Richard Sévigny. J’ai su tout récemment – car il me l’a dit ! – que Richard Sévigny avait sauté sur les mêmes glaces que moi dans ma jeunesse, celles du quartier Rosemont à Montréal, en particulier à l’aréna Marquette. C’est extrêmement cool de réaliser qu’un gardien de la LNH, en plus un gagnant du trophée Vézina, a commencé sa carrière sur cette patinoire qui ne paie pas de mine, mais qui est un peu légendaire dans ma tête ; j’ai un fils gardien qui a commencé là, lui aussi, et ensuite, un fils défenseur qui a commencé au même endroit. De l’aréna Marquette à la Ligue nationale, c’est une très longue route, mais Richard Sévigny y est parvenu, en plus avec un formidable masque tout aussi aérodynamique que spectaculaire.

Simon-Olivier Lorange

PHOTO BERNARD BRAULT, ARCHIVES LA PRESSE

Maxime Talbot avec la Coupe Stanley à Saint-Bruno-de-Montarville

Il y a des villes qui sont des pépinières d’athlètes, amateurs comme professionnels. Saint-Bruno-de-Montarville, petite municipalité qui m’a vu grandir sur la Rive-Sud, n’en est pas une. Il y en a bien sûr quelques-uns qui se sont démarqués. Je lis dans l’hebdo local que deux Montarvilloises étaient aux Jeux olympiques de Tokyo, et je les en félicite. Mais cela demeure l’exception. Du côté du hockey, sport que je suis de près, il n’y a pas de vedette planétaire non plus. Le site Elite Prospects rapporte que c’est la ville d’origine de José Théodore, mais son nom y est rarement (voire jamais) associé. La plus grande fierté locale sera donc Maxime Talbot. C’est dans cette banlieue qu’il a joué au hockey mineur et qu’il est allé à l’école primaire. Surtout, c’est près du lac du Village qu’il a présenté la Coupe Stanley en 2009, indice assez significatif de l’attachement d’un joueur à son patelin. Après sa retraite et un passage dans les médias, le voilà aujourd’hui entraîneur adjoint dans la Ligue américaine.

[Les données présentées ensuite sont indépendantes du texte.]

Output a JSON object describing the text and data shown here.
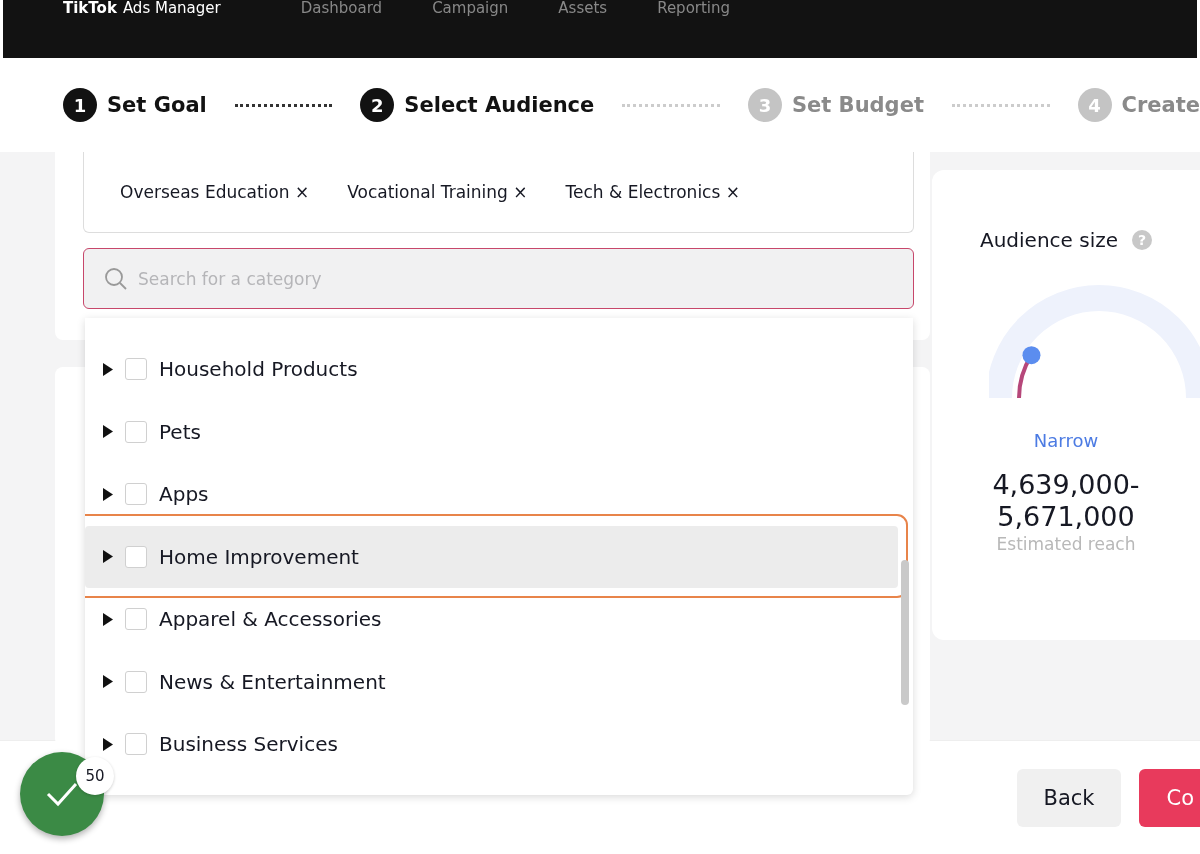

L’orgueil de Saint-Bruno pourrait donc rayonner de nouveau dans la LNH avant longtemps.

Guillaume Lefrançois

PHOTO ROBERT NADON, ARCHIVES LA PRESSE

Luc Robitaille

J’ai grandi à Montréal-Nord, et honnêtement, je ne peux pas me plaindre des infrastructures sportives. Il y avait trois arénas, dont un – l’aréna Garon – qui avait des gradins des deux côtés de la patinoire ! L’association de hockey mineur avait même le budget pour me fournir de l’équipement de gardien, qui n’était pas vraiment à notre portée financièrement. Bref, j’avais l’impression que les ressources étaient adéquates, mais pour une raison ou une autre, Montréal-Nord ne semblait pas produire des tonnes d’athlètes du plus haut niveau. La fierté de la ville semblait surtout résider dans son bas niveau d’endettement, grâce au très économe maire Yves Ryan. Mais il y en a un dont j’entendais souvent parler, et c’était Luc Robitaille. Bien honnêtement, j’ignore l’étendue de son œuvre à Montréal-Nord ; il a joué sa dernière saison pour les Angevins de Bourassa quand mon âge se comptait en mois, et est ensuite parti chez les Olympiques de Hull. La génération actuelle a toutefois pas mal plus de modèles, grâce notamment aux frères Mathieu et Pierre-Olivier Joseph, de même que Chris Boucher et Luguentz Dort.

Jean-François Tremblay

PHOTO ROBERT SKINNER, ARCHIVES LA PRESSE

Danny Desriveaux

Laval n’est pas seulement surnommée la « Prague de l’Amérique » pour son architecture médiévale unique, c’est aussi un terreau athlétique fertile. Parmi les plus grands athlètes de l’endroit, l’actuel entraîneur du Canadien Martin St-Louis, ou Jean Pascal, qui a appris son art à Laval-des-Rapides, ou celui qui a osé le 60 devant le filet, José Théodore, ou la multiple médaillée en plongeon Meaghan Benfeito. Mais « mon » athlète de Laval est Danny Desriveaux. Pourquoi ? Parce qu’il a fréquenté Marcel-Vaillancourt, comme moi, puis Saint-Maxime, comme moi. En fait, il a été dans ma classe pendant cinq ans. Alors j’ai toujours eu ce brin de fierté à le voir réussir tout ce qu’il a entrepris sur les terrains, où il a gagné trois fois la Coupe Grey avec les Alouettes et les Argonauts. Mais aussi dans sa vie professionnelle, sa vie personnelle et maintenant médiatique, puisqu’il est devenu un incontournable des diffusions du football à RDS. On a même travaillé ensemble l’année dernière avec ses capsules « Les mots justes » dans lesquelles il parlait de la réalité des athlètes noirs. Danny ne l’admettra jamais, mais j’étais meilleur que lui au football en secondaire II. Sauf qu’il aurait été malaisant que je me nomme moi-même dans cette rubrique, donc mon vote va à Danny, le deuxième meilleur joueur de football en secondaire II !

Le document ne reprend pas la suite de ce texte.